Surgical methods for the prevention of Frey syndrome
Prevention of Frey syndrome has been guided by the alteration of surgical techniques or the addition of procedures focused on preventing synkinesis. The overarching theme for the surgical prevention of Frey syndrome has been the incorporation and maintenance of a barrier between the underlying postganglionic parasympathetic nerve endings within the transected parotid and the overlying cutaneous tissue. Many techniques aimed at accomplishing this have been described and include increased skin flap thickness, local fascia or muscle flaps, and the use of acellular dermal matrix (ADM) or free fat grafts.
Increased Skin Flap Thickness
Within the facial skin, the sweat glands are positioned at the same level or slightly deeper than the base of the hair follicles. Based on this, it has been presumed that increasing the thickness of the elevated skin flap, to keep the sweat glands from being exposed, affords protection from the aberrant parasympathetic nerve regeneration that results in Frey syndrome. Early studies suggested that there was a significant increase in the rate of Frey syndrome when a thin flap was elevated compared with that of a thick flap (12.5 vs 2.6%, P <.05).

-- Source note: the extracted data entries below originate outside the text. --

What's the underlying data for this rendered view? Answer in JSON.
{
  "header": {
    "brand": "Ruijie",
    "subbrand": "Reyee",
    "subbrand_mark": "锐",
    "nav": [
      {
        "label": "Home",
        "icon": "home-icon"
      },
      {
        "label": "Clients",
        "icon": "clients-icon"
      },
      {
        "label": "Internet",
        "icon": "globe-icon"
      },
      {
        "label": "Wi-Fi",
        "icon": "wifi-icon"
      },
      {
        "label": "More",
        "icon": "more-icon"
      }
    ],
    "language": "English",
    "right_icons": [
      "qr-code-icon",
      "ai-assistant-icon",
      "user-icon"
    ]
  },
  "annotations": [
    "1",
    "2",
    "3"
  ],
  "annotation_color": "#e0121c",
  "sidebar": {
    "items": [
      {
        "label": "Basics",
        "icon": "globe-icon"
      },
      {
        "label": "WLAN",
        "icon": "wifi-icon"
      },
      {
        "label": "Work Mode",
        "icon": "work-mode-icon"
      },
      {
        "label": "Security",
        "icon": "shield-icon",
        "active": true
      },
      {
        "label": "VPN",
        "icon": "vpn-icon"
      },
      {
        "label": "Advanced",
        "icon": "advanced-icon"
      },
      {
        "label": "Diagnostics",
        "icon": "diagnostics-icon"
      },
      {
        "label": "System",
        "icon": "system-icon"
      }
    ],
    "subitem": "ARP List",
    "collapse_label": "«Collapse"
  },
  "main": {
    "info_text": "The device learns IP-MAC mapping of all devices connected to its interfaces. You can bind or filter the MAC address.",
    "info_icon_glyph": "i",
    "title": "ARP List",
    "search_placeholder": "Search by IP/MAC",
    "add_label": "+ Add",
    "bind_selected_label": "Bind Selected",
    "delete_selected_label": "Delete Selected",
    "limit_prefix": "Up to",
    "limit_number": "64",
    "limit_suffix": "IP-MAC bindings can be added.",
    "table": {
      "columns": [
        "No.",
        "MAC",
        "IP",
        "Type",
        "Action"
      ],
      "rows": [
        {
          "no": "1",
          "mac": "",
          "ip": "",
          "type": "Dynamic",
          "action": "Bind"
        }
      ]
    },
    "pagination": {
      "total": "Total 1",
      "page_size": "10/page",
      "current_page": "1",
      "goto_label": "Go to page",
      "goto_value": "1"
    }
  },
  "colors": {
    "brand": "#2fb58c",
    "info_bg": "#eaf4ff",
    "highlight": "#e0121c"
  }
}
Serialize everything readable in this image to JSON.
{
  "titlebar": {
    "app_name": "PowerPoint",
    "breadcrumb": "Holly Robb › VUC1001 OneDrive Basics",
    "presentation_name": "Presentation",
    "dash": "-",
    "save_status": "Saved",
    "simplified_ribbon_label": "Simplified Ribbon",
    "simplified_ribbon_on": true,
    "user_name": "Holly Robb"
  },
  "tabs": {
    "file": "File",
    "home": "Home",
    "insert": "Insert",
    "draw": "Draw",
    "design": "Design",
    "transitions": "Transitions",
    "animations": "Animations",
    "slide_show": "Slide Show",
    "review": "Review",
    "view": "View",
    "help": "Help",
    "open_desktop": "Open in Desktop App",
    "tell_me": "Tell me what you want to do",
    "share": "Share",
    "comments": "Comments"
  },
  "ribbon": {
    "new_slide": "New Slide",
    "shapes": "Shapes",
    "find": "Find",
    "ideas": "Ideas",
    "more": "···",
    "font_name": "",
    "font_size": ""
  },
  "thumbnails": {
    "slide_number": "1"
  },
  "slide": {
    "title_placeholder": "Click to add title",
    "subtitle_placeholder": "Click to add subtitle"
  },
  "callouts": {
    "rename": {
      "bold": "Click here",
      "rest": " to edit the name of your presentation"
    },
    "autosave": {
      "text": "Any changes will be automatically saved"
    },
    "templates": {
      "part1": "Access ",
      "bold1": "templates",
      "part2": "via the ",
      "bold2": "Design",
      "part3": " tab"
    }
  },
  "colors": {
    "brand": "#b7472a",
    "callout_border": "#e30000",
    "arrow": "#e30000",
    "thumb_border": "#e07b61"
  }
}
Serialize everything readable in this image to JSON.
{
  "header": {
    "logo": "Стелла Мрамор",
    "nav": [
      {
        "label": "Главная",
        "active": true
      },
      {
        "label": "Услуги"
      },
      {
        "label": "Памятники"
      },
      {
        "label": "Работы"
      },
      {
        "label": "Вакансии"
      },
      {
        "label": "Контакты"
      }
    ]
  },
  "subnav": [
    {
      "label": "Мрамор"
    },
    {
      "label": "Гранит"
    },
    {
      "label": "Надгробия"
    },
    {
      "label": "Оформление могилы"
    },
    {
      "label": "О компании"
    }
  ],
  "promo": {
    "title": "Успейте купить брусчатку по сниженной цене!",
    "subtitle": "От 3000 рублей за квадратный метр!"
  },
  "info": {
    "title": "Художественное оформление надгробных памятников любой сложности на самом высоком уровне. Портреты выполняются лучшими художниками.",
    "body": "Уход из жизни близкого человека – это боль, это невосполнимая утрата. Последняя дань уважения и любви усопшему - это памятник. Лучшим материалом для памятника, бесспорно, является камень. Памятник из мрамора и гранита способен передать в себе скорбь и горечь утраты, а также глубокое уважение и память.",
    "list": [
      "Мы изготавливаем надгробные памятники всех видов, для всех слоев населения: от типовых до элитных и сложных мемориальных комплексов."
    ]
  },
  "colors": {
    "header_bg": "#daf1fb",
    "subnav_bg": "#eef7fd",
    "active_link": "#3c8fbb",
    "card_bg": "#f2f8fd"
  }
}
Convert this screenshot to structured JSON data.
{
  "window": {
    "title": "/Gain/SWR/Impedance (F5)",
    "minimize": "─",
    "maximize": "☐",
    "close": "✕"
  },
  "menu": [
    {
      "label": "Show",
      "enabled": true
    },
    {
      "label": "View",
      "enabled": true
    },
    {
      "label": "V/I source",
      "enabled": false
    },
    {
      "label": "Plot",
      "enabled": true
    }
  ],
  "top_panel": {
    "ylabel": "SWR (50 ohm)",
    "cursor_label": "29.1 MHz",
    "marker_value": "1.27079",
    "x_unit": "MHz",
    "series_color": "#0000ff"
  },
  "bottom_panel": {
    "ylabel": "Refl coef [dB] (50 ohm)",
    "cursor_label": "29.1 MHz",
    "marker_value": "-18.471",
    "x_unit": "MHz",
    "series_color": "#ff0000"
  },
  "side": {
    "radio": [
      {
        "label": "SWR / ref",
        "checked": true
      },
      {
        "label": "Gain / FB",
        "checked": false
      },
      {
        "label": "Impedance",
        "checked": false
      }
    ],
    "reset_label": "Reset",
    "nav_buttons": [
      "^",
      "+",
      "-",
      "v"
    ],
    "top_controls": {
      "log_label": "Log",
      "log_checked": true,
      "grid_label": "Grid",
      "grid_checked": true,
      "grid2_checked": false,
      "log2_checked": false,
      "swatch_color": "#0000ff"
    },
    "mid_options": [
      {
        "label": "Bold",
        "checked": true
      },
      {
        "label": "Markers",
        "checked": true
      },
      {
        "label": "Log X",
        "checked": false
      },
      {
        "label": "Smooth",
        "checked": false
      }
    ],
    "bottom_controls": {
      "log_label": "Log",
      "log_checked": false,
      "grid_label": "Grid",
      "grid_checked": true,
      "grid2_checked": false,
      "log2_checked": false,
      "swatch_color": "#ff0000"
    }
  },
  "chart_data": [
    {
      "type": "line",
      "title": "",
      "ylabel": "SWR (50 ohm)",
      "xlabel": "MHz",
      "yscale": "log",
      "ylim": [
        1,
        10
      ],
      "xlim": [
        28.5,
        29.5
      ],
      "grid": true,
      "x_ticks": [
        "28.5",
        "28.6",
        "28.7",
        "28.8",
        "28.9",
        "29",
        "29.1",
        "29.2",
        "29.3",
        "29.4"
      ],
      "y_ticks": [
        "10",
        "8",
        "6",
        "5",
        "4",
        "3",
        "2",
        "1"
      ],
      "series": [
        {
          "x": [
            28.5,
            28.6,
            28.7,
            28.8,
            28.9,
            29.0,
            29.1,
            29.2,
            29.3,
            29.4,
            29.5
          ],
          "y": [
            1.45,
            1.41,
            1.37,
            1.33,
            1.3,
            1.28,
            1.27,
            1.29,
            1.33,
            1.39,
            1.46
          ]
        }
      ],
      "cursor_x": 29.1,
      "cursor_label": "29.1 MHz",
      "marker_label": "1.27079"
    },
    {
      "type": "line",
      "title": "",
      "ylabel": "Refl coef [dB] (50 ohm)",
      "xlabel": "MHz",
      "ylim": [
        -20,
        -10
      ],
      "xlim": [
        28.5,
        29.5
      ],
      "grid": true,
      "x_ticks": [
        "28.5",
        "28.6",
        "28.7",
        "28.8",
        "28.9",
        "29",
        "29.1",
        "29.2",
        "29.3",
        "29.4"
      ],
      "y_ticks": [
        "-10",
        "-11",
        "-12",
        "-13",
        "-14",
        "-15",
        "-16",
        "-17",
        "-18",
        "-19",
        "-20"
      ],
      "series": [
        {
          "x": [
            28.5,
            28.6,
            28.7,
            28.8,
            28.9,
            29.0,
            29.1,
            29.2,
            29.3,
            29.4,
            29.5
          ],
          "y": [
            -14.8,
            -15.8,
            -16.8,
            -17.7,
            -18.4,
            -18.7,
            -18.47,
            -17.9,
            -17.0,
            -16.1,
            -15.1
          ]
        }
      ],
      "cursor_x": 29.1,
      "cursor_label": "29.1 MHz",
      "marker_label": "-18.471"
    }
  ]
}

Although this study did lay a foundation for surgical technique, its measurements for flap thickness were crude, and the diagnosis of Frey syndrome lacked objective measurements.
More recent studies, which objectively measured flap thickness and assessed Frey syndrome by clinical symptoms as well as starch-iodine testing, have failed to demonstrate a reduction in the incidence of Frey syndrome with increased flap thickness. Although flap thickness did not decrease the incidence of Frey syndrome in these studies, it did show a decrease in the total skin surface area affected and perhaps the overall severity of the disease.
Transposition Muscle or Fascia Flaps
Similar to increasing the thickness of the elevated skin flap to shield the facial sweat glands from aberrant reinnervation, pedicled muscle and fascia flaps have been used to cover the resected parotid gland in an attempt to create a physical barrier between the overlying dermis and the transected nerve fibers within the parotid.
Temporoparietal fascia flap
The temporoparietal fascia flap (TPFF) is a broad, vascularized fascia flap that is based off the superficial temporal artery ( Fig. 3 ). It was first described as a composite flap for ear reconstruction in 1976 by Fox and Edgerton and was later adapted to a fascia flap. Given its accessibility, predictable vasculature, and low donor site morbidity, it became a common method for reconstruction of the cheek, ear, nasal cavity, and orbit.